OZURDEX deve essere somministrato da un oculista qualificato, esperto in iniezioni intravitreali.

Posologia

La dose raccomandata è di un impianto di OZURDEX somministrato per via intravitreale nell’occhio interessato. Si sconsiglia la somministrazione simultanea in entrambi gli occhi (vedere paragrafo 4.4).

Se il paziente manifesta una perdita dell’acuità visiva dopo la risposta al trattamento e se, a giudizio del medico, potrebbe beneficiare da un ritrattamento senza essere esposto a rischio significativo, si deve considerare un ulteriore trattamento (vedere paragrafo 5.1).
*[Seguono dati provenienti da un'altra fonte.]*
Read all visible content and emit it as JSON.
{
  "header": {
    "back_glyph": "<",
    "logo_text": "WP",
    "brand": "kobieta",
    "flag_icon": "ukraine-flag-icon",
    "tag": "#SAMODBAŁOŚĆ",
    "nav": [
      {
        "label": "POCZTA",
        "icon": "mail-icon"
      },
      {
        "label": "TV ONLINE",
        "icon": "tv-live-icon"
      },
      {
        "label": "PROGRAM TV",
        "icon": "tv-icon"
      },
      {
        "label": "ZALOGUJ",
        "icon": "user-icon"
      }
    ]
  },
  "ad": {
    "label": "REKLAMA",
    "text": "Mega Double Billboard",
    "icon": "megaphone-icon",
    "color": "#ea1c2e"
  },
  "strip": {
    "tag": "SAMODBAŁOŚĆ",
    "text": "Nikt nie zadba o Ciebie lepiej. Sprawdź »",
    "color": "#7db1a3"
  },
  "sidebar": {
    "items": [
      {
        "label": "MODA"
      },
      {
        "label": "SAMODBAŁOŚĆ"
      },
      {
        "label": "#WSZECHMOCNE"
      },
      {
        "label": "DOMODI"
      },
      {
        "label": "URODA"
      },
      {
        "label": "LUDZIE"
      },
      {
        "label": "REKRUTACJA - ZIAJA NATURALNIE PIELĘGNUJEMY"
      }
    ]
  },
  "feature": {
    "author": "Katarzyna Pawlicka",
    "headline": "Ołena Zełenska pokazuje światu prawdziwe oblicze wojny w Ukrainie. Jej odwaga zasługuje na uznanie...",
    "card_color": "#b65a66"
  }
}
Il trattamento non deve essere ripetuto nei pazienti nei quali si verifica e permane un miglioramento della vista. Il trattamento non deve essere ripetuto neanche nei pazienti che mostrano un peggioramento della visione non rallentato da OZURDEX.

Ci sono informazioni limitate sul trattamento ripetuto ad intervalli di tempo inferiori a 6 mesi (vedere paragrafo 5.1). Al momento non ci sono dati relativi al trattamento ripetuto nell’uveite non infettiva del segmento posteriore o per più di due volte nella occlusione venosa retinica.

Dopo l’iniezione è necessario monitorare i pazienti, al fine di poter intervenire rapidamente in caso di infezione o di aumento della pressione intraoculare (vedere paragrafo 4.4).

Informazioni aggiuntive su popolazioni speciali

Pazienti anziani (da 65 anni di età)

Non è necessario alcun aggiustamento della dose negli anziani.

Insufficienza renale

OZURDEX non è stato studiato in pazienti con insufficienza renale, comunque per questa popolazione non è necessaria alcuna considerazione particolare.

Insufficienza epatica

OZURDEX non è stato studiato in pazienti con insufficienza epatica, comunque per questa popolazione non è necessaria alcuna considerazione particolare.

Popolazione pediatrica

Non vi sono casi rilevanti di impiego di OZURDEX in pazienti pediatrici con edema maculare secondario ad occlusione venosa retinica di branca (BRVO) o ad occlusione venosa retinica centrale (CRVO).

La sicurezza e l’efficacia di OZURDEX nell’uveite nella popolazione pediatrica non sono state ancora stabilite. Non ci sono dati disponibili.

Modo di somministrazione

Impianto intravitreale monouso in applicatore esclusivamente per uso intravitreale.

Ogni singolo applicatore può essere utilizzato solo per il trattamento di un singolo occhio.

La procedura di iniezione intravitreale deve essere eseguita in condizioni asettiche controllate comprendenti l’uso di guanti sterili, un telino sterile e un blefarostato sterile (o equivalente).

Nei giorni precedenti e il giorno stesso dell’iniezione, deve essere somministrato un antimicrobico topico ad ampio spettro. Prima dell’iniezione, è necessario disinfettare la superficie oculare, palpebrale e cutanea perioculare (utilizzando ad esempio gocce di soluzione di iodio povidone al 5% sulla congiuntiva come effettuato nelle sperimentazioni cliniche per l’approvazione di OZURDEX) e praticare un’anestesia locale adeguata. Rimuovere la busta dalla scatola e verificare l’assenza di danni (vedere paragrafo 6.6). Quindi aprire la busta in un campo sterile e posizionare con delicatezza l’applicatore su un vassoio sterile. Rimuovere con attenzione il tappo dall’applicatore. Una volta aperta la busta, l’applicatore deve essere utilizzato immediatamente.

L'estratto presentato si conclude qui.